In the post below, we’ll explore this in greater detail while asking whether or not it’s really safe to go on an African safari with your children.
Getting the Fear – Is it Justified?
Let’s start with a basic assertion; there’s always an element of risk when interacting with animals in their natural habitats. After all, many species are extremely unpredictable, while Africa is also home to several predators that must be given the utmost respect.
While a sense of anxiety or awareness is therefore understandable (and arguably important) for safari goers, however, this should not evolve to the point where you don’t want to interact with animals while out and about.
Unfortunately, this is often the case in the age of social media and sensationalist news reporting. This has created a large number of news channels and that are subjective and unregulated, with many developing fake narratives and stories as a way of building their reader bases.

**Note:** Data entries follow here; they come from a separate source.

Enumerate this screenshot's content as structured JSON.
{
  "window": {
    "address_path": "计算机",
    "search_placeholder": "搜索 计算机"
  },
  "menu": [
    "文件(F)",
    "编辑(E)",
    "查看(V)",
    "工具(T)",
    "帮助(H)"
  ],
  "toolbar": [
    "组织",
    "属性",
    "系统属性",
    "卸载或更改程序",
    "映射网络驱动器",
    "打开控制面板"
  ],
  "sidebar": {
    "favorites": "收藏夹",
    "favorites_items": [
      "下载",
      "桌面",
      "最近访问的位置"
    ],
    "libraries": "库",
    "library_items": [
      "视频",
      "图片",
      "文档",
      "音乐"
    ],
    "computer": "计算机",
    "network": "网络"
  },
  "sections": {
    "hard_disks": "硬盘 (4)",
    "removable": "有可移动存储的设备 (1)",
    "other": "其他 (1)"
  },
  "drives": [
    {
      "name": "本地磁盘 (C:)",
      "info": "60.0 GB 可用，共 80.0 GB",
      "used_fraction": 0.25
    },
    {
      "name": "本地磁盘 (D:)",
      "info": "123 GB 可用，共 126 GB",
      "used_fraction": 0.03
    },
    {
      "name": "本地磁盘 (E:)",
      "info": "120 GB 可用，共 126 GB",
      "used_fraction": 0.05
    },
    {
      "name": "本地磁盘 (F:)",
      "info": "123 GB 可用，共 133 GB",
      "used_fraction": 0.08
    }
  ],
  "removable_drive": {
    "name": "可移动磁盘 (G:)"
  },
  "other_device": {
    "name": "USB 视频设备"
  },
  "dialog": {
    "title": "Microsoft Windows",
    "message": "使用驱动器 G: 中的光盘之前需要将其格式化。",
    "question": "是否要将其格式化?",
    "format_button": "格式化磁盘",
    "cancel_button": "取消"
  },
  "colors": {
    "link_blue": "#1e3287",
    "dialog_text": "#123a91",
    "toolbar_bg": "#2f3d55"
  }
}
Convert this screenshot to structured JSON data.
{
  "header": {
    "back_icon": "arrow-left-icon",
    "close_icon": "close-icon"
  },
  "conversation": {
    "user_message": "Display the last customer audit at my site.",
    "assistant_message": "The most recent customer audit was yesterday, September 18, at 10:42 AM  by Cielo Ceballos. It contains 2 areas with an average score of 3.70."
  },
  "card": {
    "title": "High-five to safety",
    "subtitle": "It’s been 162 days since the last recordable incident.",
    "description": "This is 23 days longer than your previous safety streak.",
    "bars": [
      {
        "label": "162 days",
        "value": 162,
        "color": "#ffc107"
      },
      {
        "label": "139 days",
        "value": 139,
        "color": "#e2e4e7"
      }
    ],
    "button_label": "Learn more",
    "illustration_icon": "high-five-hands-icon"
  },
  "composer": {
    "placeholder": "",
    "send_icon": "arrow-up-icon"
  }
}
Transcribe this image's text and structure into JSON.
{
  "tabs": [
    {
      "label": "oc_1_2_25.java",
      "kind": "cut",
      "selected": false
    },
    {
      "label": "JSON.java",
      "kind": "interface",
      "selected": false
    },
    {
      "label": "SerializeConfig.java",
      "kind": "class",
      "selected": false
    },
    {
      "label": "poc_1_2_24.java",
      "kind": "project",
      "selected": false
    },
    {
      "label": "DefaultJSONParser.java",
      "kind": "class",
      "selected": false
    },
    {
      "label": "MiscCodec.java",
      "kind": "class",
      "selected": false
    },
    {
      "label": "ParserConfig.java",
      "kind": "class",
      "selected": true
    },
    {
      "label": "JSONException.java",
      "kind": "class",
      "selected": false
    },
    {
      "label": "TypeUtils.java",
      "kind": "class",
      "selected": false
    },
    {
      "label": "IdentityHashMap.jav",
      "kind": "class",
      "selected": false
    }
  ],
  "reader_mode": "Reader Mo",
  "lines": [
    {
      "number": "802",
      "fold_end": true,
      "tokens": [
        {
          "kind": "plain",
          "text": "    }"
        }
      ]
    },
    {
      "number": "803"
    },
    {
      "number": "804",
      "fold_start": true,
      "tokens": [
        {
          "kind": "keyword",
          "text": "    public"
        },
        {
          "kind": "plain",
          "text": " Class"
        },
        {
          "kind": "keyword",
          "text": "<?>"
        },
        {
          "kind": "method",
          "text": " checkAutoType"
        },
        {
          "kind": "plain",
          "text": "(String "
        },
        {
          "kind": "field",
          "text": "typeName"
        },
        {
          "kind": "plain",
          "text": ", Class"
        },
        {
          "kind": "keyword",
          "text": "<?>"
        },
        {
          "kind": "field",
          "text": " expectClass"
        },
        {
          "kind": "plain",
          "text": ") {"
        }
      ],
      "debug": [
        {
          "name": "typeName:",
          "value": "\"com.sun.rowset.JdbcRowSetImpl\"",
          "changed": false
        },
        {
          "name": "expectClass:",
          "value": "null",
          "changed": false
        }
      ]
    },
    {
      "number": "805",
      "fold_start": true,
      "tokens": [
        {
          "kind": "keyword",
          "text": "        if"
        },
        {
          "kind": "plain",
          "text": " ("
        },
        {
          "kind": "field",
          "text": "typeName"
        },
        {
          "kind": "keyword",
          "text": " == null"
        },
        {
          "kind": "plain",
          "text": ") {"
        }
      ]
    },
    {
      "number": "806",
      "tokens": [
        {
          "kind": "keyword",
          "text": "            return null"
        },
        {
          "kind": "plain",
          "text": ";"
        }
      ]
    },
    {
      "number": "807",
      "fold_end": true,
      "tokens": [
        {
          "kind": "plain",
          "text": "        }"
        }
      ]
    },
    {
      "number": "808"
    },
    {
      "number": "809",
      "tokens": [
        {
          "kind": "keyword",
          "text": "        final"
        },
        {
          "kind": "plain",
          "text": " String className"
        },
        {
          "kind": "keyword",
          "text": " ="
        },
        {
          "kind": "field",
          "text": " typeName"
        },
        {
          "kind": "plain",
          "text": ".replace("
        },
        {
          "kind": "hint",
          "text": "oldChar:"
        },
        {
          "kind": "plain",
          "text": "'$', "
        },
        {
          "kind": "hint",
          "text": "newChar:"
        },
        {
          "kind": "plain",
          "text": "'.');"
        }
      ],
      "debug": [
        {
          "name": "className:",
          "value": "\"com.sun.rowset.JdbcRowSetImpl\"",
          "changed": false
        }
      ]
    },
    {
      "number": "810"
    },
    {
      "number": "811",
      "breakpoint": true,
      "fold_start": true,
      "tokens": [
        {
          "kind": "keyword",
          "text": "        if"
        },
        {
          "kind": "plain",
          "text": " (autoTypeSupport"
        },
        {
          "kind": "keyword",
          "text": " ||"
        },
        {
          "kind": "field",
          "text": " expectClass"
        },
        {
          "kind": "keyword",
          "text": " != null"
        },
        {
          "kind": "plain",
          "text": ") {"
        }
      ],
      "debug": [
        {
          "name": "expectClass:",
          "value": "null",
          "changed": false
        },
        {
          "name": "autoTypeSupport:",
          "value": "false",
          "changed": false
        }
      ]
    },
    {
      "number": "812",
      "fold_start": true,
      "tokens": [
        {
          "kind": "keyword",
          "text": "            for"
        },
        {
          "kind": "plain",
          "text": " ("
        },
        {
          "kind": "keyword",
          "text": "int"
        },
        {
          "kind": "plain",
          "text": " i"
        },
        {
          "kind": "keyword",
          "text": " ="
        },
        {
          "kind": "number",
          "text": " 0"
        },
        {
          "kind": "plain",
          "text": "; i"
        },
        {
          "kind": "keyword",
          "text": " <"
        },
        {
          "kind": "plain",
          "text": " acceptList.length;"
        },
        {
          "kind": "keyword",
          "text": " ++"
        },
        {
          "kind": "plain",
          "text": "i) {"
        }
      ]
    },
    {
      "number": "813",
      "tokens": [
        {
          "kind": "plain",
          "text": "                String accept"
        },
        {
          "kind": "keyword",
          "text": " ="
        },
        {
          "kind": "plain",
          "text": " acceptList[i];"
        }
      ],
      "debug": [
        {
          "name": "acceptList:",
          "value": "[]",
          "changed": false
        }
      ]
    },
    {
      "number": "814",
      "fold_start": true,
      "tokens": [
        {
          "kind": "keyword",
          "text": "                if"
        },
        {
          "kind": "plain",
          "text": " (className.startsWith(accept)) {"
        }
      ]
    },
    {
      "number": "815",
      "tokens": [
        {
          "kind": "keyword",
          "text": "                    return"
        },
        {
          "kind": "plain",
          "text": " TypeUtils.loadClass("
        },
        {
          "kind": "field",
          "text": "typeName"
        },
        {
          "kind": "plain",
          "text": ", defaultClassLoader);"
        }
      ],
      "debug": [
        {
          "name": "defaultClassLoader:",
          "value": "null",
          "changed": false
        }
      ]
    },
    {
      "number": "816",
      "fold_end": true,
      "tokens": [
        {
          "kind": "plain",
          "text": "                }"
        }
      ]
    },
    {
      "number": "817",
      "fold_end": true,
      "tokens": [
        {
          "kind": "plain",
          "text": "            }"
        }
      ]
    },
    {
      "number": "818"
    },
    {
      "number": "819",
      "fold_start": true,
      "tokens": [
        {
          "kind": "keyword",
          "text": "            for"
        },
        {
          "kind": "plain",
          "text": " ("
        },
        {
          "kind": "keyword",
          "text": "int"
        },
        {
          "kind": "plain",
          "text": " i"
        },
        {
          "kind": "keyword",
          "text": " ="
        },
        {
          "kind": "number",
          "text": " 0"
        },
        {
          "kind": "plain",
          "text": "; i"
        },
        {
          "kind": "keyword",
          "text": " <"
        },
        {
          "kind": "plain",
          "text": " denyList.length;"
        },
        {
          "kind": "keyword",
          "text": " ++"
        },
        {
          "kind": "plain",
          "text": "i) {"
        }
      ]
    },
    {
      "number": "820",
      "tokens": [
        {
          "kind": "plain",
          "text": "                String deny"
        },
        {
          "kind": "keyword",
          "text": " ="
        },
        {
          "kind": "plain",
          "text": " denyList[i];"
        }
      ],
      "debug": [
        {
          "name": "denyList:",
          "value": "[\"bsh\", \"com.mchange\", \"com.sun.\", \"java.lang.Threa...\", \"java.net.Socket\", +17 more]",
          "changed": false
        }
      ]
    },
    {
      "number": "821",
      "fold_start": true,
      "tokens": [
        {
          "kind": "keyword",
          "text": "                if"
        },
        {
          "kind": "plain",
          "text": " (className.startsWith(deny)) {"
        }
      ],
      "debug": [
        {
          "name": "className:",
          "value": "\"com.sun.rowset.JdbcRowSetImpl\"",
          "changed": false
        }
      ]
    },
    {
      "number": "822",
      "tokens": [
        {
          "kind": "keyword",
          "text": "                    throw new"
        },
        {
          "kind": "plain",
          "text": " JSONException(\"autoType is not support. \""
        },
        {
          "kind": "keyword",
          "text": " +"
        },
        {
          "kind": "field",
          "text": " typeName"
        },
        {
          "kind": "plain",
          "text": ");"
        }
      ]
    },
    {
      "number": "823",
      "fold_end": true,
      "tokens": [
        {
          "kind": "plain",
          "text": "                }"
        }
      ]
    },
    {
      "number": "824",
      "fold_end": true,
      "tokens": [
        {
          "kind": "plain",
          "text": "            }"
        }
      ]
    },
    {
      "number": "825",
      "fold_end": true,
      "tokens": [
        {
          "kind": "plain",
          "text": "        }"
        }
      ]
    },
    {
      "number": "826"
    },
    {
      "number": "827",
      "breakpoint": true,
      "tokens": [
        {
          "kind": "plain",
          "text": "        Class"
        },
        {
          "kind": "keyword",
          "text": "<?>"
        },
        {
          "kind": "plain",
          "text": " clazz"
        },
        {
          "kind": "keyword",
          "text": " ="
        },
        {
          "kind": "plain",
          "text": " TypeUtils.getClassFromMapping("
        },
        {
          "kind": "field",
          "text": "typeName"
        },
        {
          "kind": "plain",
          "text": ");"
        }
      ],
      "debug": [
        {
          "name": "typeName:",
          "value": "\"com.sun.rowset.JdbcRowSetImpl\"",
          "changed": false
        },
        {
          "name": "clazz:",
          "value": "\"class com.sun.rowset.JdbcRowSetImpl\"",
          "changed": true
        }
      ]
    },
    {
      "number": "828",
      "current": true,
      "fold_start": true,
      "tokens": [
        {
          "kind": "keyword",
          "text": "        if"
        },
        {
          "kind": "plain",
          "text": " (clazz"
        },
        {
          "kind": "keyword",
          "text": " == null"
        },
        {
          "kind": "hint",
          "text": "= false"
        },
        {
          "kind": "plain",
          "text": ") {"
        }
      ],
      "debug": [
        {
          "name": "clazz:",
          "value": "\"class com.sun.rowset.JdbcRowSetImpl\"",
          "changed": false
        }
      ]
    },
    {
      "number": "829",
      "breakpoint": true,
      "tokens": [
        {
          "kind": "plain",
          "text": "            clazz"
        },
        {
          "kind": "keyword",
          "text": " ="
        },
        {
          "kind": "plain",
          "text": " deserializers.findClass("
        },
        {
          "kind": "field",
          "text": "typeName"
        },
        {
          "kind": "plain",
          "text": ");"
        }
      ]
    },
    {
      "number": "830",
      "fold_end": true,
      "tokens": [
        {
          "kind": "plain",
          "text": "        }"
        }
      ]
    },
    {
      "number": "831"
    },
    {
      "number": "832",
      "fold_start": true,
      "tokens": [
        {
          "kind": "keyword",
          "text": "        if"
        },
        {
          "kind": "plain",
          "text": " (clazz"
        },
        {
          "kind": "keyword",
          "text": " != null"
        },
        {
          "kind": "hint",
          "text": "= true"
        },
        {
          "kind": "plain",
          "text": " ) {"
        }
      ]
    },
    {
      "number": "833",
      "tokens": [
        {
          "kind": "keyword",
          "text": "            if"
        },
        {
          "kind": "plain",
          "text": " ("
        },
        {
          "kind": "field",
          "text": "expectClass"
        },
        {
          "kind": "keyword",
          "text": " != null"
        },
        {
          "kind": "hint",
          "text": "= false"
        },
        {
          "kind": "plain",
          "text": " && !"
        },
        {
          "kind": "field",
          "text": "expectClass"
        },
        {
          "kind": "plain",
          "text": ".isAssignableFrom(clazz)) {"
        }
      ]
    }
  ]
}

This taps into a well-known psychological rule, which dictates that our brain stores negative information differently and more carefully by the hippocampus. In contrast, the mind is like Teflon for positive or neutral headlines, meaning that bad news is more memorable and impactful when we receive it.
So when we see stories and images of rampaging elephants or tragic deaths on safari holidays, these resonate within our minds and exaggerate the level of fear. Similarly, visions of lions charging tourists on a bush walk are often presented out of context, as predators typically warn groups first and it’s up to the guide to react to this appropriately.
So while a small amount of fear and anxiety is to be expected while on safari, that is the lifestyle afterall, the level that exists in some is entirely disproportionate and informed by half-truths at best.
Are African Safaris Really Safe?
While good news and headlines rarely travel as far as those that are negative, this should not distract us from the fact that there are millions of safari trips and game drives completed by families successfully every single year in Africa. Leading safari companies like Africa Odyssey even specialize in Africa family safari holidays which provide a a range and balance of child-friendly activities. guides and private or child-friendly accommodation.
Around 3 million people book an African safari each year too, and the vast majority of these return home with their heart full and a lifetime of fond memories.
So long as you research your trip and compare the market for the best safari operators and guides, the chances are that you’ll enjoy a safe, secure and successful trip that delivers everything you could want and more for your kin.